Der Projektentwickler Bonava plant den Bau eines neuen Wohnquartiers in der Daimlerstadt Schorndorf bei Stuttgart. Auf dem früheren Produktionsgelände der Firma Carl Pfleiderer zwischen Bismarck- und Olgastraße soll bis 2022 ein Neubau-Ensemble mit gut 130 Miet- und Eigentumswohnungen entstehen. Ein entsprechender Grundstückskaufvertrag wurde bereits im August vereinbart.
"Das kleine Quartier soll die umliegende Einfamilienhaussiedlung harmonisch ergänzen. Wir sind in enger Abstimmung mit der Stadt zum laufenden Bebauungsplanverfahren und hoffen, 2019 loslegen zu können. Nach dem Abriss der Bestandsgebäude rechnen wir mit einer Bauzeit von etwa drei Jahren", erklärt Bonava-Projektleiter Athanasios Pantazidis. Die Planungs- und Genehmigungsprozesse für das Schorndorfer Bismarck-Quartier werden voraussichtlich noch bis mindestens Ende 2018 andauern.
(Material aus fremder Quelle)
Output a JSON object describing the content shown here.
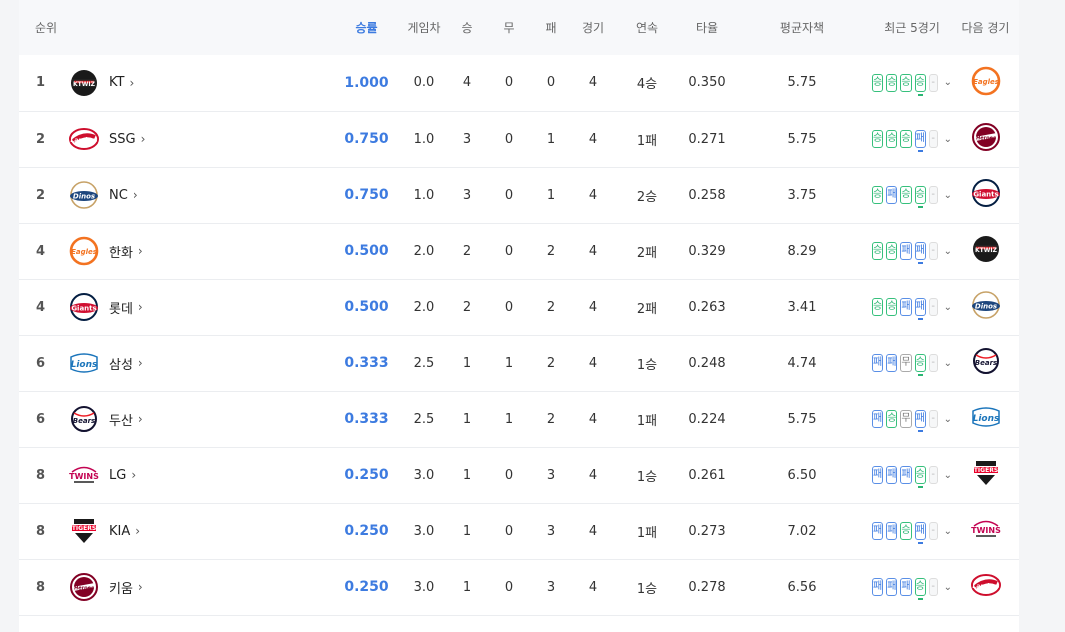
{
  "headers": {
    "rank": "순위",
    "pct": "승률",
    "gb": "게임차",
    "w": "승",
    "d": "무",
    "l": "패",
    "g": "경기",
    "streak": "연속",
    "avg": "타율",
    "era": "평균자책",
    "recent": "최근 5경기",
    "next": "다음 경기"
  },
  "result_labels": {
    "w": "승",
    "l": "패",
    "d": "무",
    "n": "-"
  },
  "icons": {
    "chevron": "chevron-right-icon",
    "dropdown": "chevron-down-icon"
  },
  "colors": {
    "accent": "#3d7be0",
    "win": "#2bb673",
    "loss": "#3d7be0",
    "draw": "#888888"
  },
  "rows": [
    {
      "rank": "1",
      "team": "KT",
      "logo": "kt",
      "pct": "1.000",
      "gb": "0.0",
      "w": "4",
      "d": "0",
      "l": "0",
      "g": "4",
      "streak": "4승",
      "avg": "0.350",
      "era": "5.75",
      "recent": [
        "w",
        "w",
        "w",
        "w",
        "n"
      ],
      "next": "hanwha"
    },
    {
      "rank": "2",
      "team": "SSG",
      "logo": "ssg",
      "pct": "0.750",
      "gb": "1.0",
      "w": "3",
      "d": "0",
      "l": "1",
      "g": "4",
      "streak": "1패",
      "avg": "0.271",
      "era": "5.75",
      "recent": [
        "w",
        "w",
        "w",
        "l",
        "n"
      ],
      "next": "kiwoom"
    },
    {
      "rank": "2",
      "team": "NC",
      "logo": "nc",
      "pct": "0.750",
      "gb": "1.0",
      "w": "3",
      "d": "0",
      "l": "1",
      "g": "4",
      "streak": "2승",
      "avg": "0.258",
      "era": "3.75",
      "recent": [
        "w",
        "l",
        "w",
        "w",
        "n"
      ],
      "next": "lotte"
    },
    {
      "rank": "4",
      "team": "한화",
      "logo": "hanwha",
      "pct": "0.500",
      "gb": "2.0",
      "w": "2",
      "d": "0",
      "l": "2",
      "g": "4",
      "streak": "2패",
      "avg": "0.329",
      "era": "8.29",
      "recent": [
        "w",
        "w",
        "l",
        "l",
        "n"
      ],
      "next": "kt"
    },
    {
      "rank": "4",
      "team": "롯데",
      "logo": "lotte",
      "pct": "0.500",
      "gb": "2.0",
      "w": "2",
      "d": "0",
      "l": "2",
      "g": "4",
      "streak": "2패",
      "avg": "0.263",
      "era": "3.41",
      "recent": [
        "w",
        "w",
        "l",
        "l",
        "n"
      ],
      "next": "nc"
    },
    {
      "rank": "6",
      "team": "삼성",
      "logo": "samsung",
      "pct": "0.333",
      "gb": "2.5",
      "w": "1",
      "d": "1",
      "l": "2",
      "g": "4",
      "streak": "1승",
      "avg": "0.248",
      "era": "4.74",
      "recent": [
        "l",
        "l",
        "d",
        "w",
        "n"
      ],
      "next": "doosan"
    },
    {
      "rank": "6",
      "team": "두산",
      "logo": "doosan",
      "pct": "0.333",
      "gb": "2.5",
      "w": "1",
      "d": "1",
      "l": "2",
      "g": "4",
      "streak": "1패",
      "avg": "0.224",
      "era": "5.75",
      "recent": [
        "l",
        "w",
        "d",
        "l",
        "n"
      ],
      "next": "samsung"
    },
    {
      "rank": "8",
      "team": "LG",
      "logo": "lg",
      "pct": "0.250",
      "gb": "3.0",
      "w": "1",
      "d": "0",
      "l": "3",
      "g": "4",
      "streak": "1승",
      "avg": "0.261",
      "era": "6.50",
      "recent": [
        "l",
        "l",
        "l",
        "w",
        "n"
      ],
      "next": "kia"
    },
    {
      "rank": "8",
      "team": "KIA",
      "logo": "kia",
      "pct": "0.250",
      "gb": "3.0",
      "w": "1",
      "d": "0",
      "l": "3",
      "g": "4",
      "streak": "1패",
      "avg": "0.273",
      "era": "7.02",
      "recent": [
        "l",
        "l",
        "w",
        "l",
        "n"
      ],
      "next": "lg"
    },
    {
      "rank": "8",
      "team": "키움",
      "logo": "kiwoom",
      "pct": "0.250",
      "gb": "3.0",
      "w": "1",
      "d": "0",
      "l": "3",
      "g": "4",
      "streak": "1승",
      "avg": "0.278",
      "era": "6.56",
      "recent": [
        "l",
        "l",
        "l",
        "w",
        "n"
      ],
      "next": "ssg"
    }
  ]
}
Das knapp 8.000 Quadratmeter große Areal wurde jahrzehntelang für die Fertigung von Radio- und Fernsehgehäusen genutzt. Zuletzt hatten sich hier mehrere kleinere Gewerbe angesiedelt. Die alten Werkshallen werden nach aktuellem Stand durch ein Ensemble aus vier Mehrfamilienhäusern ersetzt. Vor allem Zwei-, Drei- und Vier-Zimmer-Wohnungen sollen entstehen. Mindestens 20 Prozent der Neubauten werden später als geförderter Wohnraum vermietet.
Die Häuser an der Olgastraße sind für Bonava bereits das sechste aktuelle Bauvorhaben in der Region. Nach insgesamt 37 neuen Wohnungen in Feuerbach und Bad Cannstatt laufen derzeit die letzten Arbeiten für 40 Eigentumswohnungen im Stuttgarter Europaviertel. Weitere 78 Einfamilienhäuser plant das Ludwigsburger Team des deutsch-schwedischen Projektentwicklers in Schwaikheim.